Tracking Parkinson’s: Study Design and Baseline Patient Data

General outline

The study is carried out in accordance with the Declaration of Helsinki [14] and is supported by research nurses from the dementia and neurodegenerative research network (DeNDRON), a division of the National Health Service National Institute of Health Research in the United Kingdom (UK). Grant funding is from Parkinson’s UK, the national patient care and research organization. The primary objective is to define and explain the variation in the clinicalphenotype of Parkinson’s disease. Secondary objectives are: (a) to relate the variation in the clinical phenotype of PD to genetic influences; (b) to support additional studies exploring genetic, serum and imaging biomarkers for the diagnosis, stratification and progression of PD.

Tracking Parkinson’s is a large prospective, observational, multicentre project. Patients were recruited with a clinical diagnosis of PD, corroborated by Queen Square Brain Bank criteria [15] and supported by neuroimaging performed when the diagnosis was not firmly established clinically. Both drug-naïve and treated patients, aged 18 to 90 years were eligible. Young onset cases were diagnosed at or below age 50 years, and recent onset cases were diagnosed within the preceding 3.5 years. Baseline recruitment is complete and patients are currently engaged in 6 monthly follow up. Recruitment of first degree relatives, to a target of 840 unaffected siblings, is underway. All participants have LRRK2 and GBA mutation carrier status assessed with young onset cases also screened for PARK2 and PINK1 mutations. Exclusion criteria were severe comorbid illness e.g severe COPD or symptomatic heart failure that would not allow patient participation in clinic visits, other degenerative forms of parkinsonism e.g. progressive supranuclear palsy, or, parkinsonism attributable to significant cerebrovascular disease eg. lower body parkinsonism with prominent vascular history (patients with ‘incidental’ small vessel disease on brain imaging were not excluded). Patients with drug-induced parkinsonism were excluded, but drug-unmasked PD was allowed if justified by abnormal functional dopaminergic imaging with dopamine transporter (DaT) single photon emission computed tomography (SPECT) or fluorodopa (18F) positron emission tomography (F-DOPA PET).

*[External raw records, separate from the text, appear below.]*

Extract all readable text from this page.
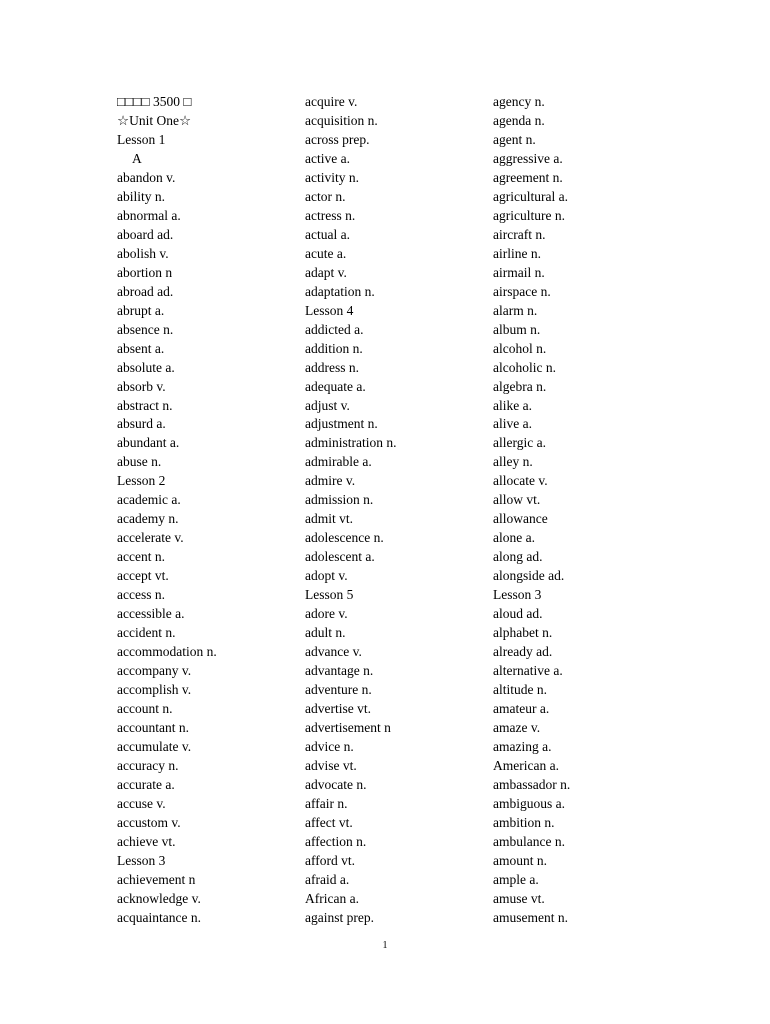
□□□□ 3500 □
☆Unit One☆
Lesson 1
A
abandon v.
ability n.
abnormal a.
aboard ad.
abolish v.
abortion n
abroad ad.
abrupt a.
absence n.
absent a.
absolute a.
absorb v.
abstract n.
absurd a.
abundant a.
abuse n.
Lesson 2
academic a.
academy n.
accelerate v.
accent n.
accept vt.
access n.
accessible a.
accident n.
accommodation n.
accompany v.
accomplish v.
account n.
accountant n.
accumulate v.
accuracy n.
accurate a.
accuse v.
accustom v.
achieve vt.
Lesson 3
achievement n
acknowledge v.
acquaintance n.
acquire v.
acquisition n.
across prep.
active a.
activity n.
actor n.
actress n.
actual a.
acute a.
adapt v.
adaptation n.
Lesson 4
addicted a.
addition n.
address n.
adequate a.
adjust v.
adjustment n.
administration n.
admirable a.
admire v.
admission n.
admit vt.
adolescence n.
adolescent a.
adopt v.
Lesson 5
adore v.
adult n.
advance v.
advantage n.
adventure n.
advertise vt.
advertisement n
advice n.
advise vt.
advocate n.
affair n.
affect vt.
affection n.
afford vt.
afraid a.
African a.
against prep.
agency n.
agenda n.
agent n.
aggressive a.
agreement n.
agricultural a.
agriculture n.
aircraft n.
airline n.
airmail n.
airspace n.
alarm n.
album n.
alcohol n.
alcoholic n.
algebra n.
alike a.
alive a.
allergic a.
alley n.
allocate v.
allow vt.
allowance
alone a.
along ad.
alongside ad.
Lesson 3
aloud ad.
alphabet n.
already ad.
alternative a.
altitude n.
amateur a.
amaze v.
amazing a.
American a.
ambassador n.
ambiguous a.
ambition n.
ambulance n.
amount n.
ample a.
amuse vt.
amusement n.
1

72 sites in the UK providing secondary care treatment for PD patients as part of the UK National Health Service (NHS) (and in selected sites, their linked academic institutions) are participating, with multicentre ethics committee and local research and development department approvals.

Data handling

Data capture by the local clinical and research team allowed direct entry to a secure anonymized web-based electronic data capture system, backed by a paper case record form. Data collection for clinical assessments followed the standards of the Clinical Data Interchange Standards Consortium (CDISC) PD user guide, which incorporates common data elements developed by the US National Institute of Neurological Disorders and Stroke. Missing and erroneous data points were identified and pursued by central study coordinators. Statistical analysis was performed in Bristol. All genetic data are generated, analyzed and stored at the central laboratory in Cardiff.

Clinical assessments

Clinical assessments were made in out-patient clinics, using standardized and validated scales, to document the motor and non-motor features, quality of life and drug responsiveness of the enrolled subjects. Home visits were performed in a few remote settings. Study follow up visits were 6-monthly with more detailed observations at 0, 18, 36 and 54 months (Fig. 1). Levodopa equivalent daily dose (LEDD) was calculated using established formulas for dose equivalence [16, 17]. Orthostatic hypotension was defined as a systolic drop ≥20 mmHg or diastolic drop ≥10 mmHg. Montreal cognitive assessment (MoCA) was adjusted for education years and mild cognitive impairment defined as a score 21–25, and dementia defined as a score <21) [18]. Non-motor symptom severity (NMSS) was graded according to predefined severity categories: mild 1–20, mod 21–40, severe 41–70 and >70 very severe [19]. Depression and anxiety were identified from scores above 6 in the Leeds hospital anxiety and depression scale (LADS) [20]. Epworth sleep scale (ESS) was used to define excessive daytime sleep when the score exceeded 9 [21]. Rapid eye movement (REM) sleep behaviour disorder (RBD) was defined from a score above 4 [22]. Constipation was defined as laxative use or less than one bowel motion per day. Impaired olfaction was defined as an UPSIT (University of Pennsylvania smellidentification test) <24/40 for age for age 60 years and older, and <29/40 for under 60 years old [23].

Genetic analysis

Blood samples were collected at all sites at study entry: an ethylene diamine tetraacetic acid (EDTA) sample for DNA extraction and an acid citrate dextrose (ACD) sample for cryopreservation of peripheral blood lymphocytes at the European Centre for Cell Cultures (ECACC) in Wiltshire, England to generate a long term backup resource. All DNA samples are stored for analysis and distribution at the study’s centralized laboratory at Cardiff University, Wales.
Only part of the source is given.